Cache profiling (WIP) #188

mrflip · 2022-08-07T05:55:58Z

Still working on this, but here are some benchmarks for the cache classes.

Results so far are that the LRUCache is about 1.5-2x as fast as the LRUMap through all initial tries, and that the differences between LRUCache and LRUCacheWithDelete (or Map/MapWD) is small.

flat writes, 1x gentle read spread LRUCache x 27.93 ops/sec ±1.28% (50 runs sampled)
flat writes, 1x gentle read spread LRUCacheWithDelete x 24.34 ops/sec ±2.58% (44 runs sampled)
flat writes, 1x gentle read spread LRUMap x 12.61 ops/sec ±1.83% (36 runs sampled)
flat writes, 1x gentle read spread LRUMapWithDelete x 11.42 ops/sec ±4.76% (33 runs sampled)
flat writes, 1x gentle read spread LRUCache x 21.32 ops/sec ±1.21% (39 runs sampled)

Random-order reads (no writes) of 60,000 distinct values.
The top 30k of values occur ~70% of the time and the top 10k values 33% of the time.
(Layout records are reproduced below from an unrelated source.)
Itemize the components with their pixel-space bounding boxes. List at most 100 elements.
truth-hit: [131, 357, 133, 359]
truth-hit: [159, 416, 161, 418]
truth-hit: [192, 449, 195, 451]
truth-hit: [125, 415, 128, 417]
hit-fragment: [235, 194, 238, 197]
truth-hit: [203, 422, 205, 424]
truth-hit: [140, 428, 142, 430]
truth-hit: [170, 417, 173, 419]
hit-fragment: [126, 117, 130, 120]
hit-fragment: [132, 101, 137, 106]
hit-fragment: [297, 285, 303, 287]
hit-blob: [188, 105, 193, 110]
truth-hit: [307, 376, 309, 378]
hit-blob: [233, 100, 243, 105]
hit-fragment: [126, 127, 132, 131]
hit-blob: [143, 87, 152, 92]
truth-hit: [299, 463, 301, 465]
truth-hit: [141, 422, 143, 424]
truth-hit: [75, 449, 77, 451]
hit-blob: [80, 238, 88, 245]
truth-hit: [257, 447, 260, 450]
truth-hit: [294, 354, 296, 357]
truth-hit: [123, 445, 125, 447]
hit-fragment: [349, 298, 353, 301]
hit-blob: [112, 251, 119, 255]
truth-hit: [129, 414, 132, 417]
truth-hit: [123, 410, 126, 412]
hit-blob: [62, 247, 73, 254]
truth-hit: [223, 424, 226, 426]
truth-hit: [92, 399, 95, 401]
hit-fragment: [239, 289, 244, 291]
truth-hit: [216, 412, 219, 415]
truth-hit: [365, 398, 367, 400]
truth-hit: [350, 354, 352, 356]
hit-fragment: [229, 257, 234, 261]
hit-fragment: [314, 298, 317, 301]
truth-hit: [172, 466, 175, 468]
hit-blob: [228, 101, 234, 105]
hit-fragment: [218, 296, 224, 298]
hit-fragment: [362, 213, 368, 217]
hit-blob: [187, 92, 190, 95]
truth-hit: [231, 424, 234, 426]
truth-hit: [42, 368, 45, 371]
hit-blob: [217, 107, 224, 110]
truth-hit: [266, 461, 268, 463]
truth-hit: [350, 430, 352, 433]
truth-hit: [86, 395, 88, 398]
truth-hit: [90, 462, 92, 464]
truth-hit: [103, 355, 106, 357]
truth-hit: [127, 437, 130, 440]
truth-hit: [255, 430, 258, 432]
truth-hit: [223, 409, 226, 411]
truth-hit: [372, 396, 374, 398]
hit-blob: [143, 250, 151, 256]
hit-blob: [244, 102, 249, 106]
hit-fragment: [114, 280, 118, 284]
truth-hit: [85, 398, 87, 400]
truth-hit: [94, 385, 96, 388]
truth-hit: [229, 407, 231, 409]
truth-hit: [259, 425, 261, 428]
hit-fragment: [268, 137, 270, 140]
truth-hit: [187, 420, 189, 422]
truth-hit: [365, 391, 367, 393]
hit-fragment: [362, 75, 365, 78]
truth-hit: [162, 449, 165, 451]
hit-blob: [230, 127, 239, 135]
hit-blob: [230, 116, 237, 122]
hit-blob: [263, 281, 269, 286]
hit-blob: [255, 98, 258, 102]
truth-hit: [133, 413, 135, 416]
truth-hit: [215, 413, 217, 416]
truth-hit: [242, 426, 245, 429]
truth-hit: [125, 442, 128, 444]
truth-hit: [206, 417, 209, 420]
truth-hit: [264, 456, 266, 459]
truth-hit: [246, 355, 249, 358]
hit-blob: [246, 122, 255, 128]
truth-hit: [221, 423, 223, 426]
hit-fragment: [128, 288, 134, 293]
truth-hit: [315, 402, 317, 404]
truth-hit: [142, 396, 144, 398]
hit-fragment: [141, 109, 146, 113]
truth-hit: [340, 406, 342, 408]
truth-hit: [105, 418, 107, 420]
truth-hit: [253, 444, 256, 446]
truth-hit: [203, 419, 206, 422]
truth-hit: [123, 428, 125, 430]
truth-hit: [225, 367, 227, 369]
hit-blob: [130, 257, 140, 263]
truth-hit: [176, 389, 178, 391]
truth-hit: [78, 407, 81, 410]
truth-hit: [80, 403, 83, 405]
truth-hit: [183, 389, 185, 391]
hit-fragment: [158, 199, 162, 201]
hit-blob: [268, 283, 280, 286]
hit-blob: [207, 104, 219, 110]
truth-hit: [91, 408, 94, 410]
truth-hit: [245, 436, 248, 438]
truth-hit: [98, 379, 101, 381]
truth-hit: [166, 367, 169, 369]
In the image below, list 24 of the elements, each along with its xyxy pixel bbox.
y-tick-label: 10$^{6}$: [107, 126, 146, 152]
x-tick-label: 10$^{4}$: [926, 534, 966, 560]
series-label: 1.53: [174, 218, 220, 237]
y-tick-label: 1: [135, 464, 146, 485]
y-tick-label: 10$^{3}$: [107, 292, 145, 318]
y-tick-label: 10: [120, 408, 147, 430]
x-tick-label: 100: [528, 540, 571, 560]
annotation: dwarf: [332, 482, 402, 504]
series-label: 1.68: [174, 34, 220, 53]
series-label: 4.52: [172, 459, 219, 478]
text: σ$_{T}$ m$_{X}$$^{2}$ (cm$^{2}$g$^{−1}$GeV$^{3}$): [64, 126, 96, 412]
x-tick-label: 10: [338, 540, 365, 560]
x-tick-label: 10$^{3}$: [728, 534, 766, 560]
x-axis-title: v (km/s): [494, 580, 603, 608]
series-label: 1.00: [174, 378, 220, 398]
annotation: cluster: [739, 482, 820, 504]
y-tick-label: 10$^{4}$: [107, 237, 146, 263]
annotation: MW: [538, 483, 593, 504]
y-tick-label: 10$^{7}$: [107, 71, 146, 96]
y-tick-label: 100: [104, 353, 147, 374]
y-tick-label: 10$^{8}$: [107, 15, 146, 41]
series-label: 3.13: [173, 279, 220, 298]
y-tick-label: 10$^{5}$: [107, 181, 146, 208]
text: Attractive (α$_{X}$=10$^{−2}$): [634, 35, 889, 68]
individual get then set, sharp spread LRUCache x 2,192,917 ops/sec ±1.47% (92 runs sampled)
individual get then set, sharp spread LRUCacheWithDelete x 2,348,333 ops/sec ±1.19% (89 runs sampled)
individual get then set, sharp spread LRUMap x 1,560,643 ops/sec ±2.33% (80 runs sampled)
individual get then set, sharp spread LRUMapWithDelete x 1,408,341 ops/sec ±6.98% (70 runs sampled)
individual get then set, sharp spread LRUCache x 2,331,573 ops/sec ±1.57% (86 runs sampled)

individual get then set, flat spread LRUCache x 3,931,479 ops/sec ±1.92% (85 runs sampled)
individual get then set, flat spread LRUCacheWithDelete x 4,175,905 ops/sec ±1.28% (86 runs sampled)
individual get then set, flat spread LRUMap x 2,242,931 ops/sec ±3.71% (76 runs sampled)
individual get then set, flat spread LRUMapWithDelete x 2,541,944 ops/sec ±3.40% (79 runs sampled)
individual get then set, flat spread LRUCache x 3,748,182 ops/sec ±2.24% (84 runs sampled)

Pre-loaded 30k capacity caches, random-order reads (no writes) of 42,000 distinct values.
The top 30k of values occur ~97% of the time and the top 10k values 75% of the time.

read-only sharp spread LRUCache x 112 ops/sec ±1.28% (72 runs sampled)
read-only sharp spread LRUCacheWithDelete x 100 ops/sec ±1.62% (73 runs sampled)
read-only sharp spread LRUMap x 59.71 ops/sec ±2.01% (62 runs sampled)
read-only sharp spread LRUMapWithDelete x 59.43 ops/sec ±4.16% (61 runs sampled)
read-only sharp spread LRUCache x 102 ops/sec ±3.10% (75 runs sampled)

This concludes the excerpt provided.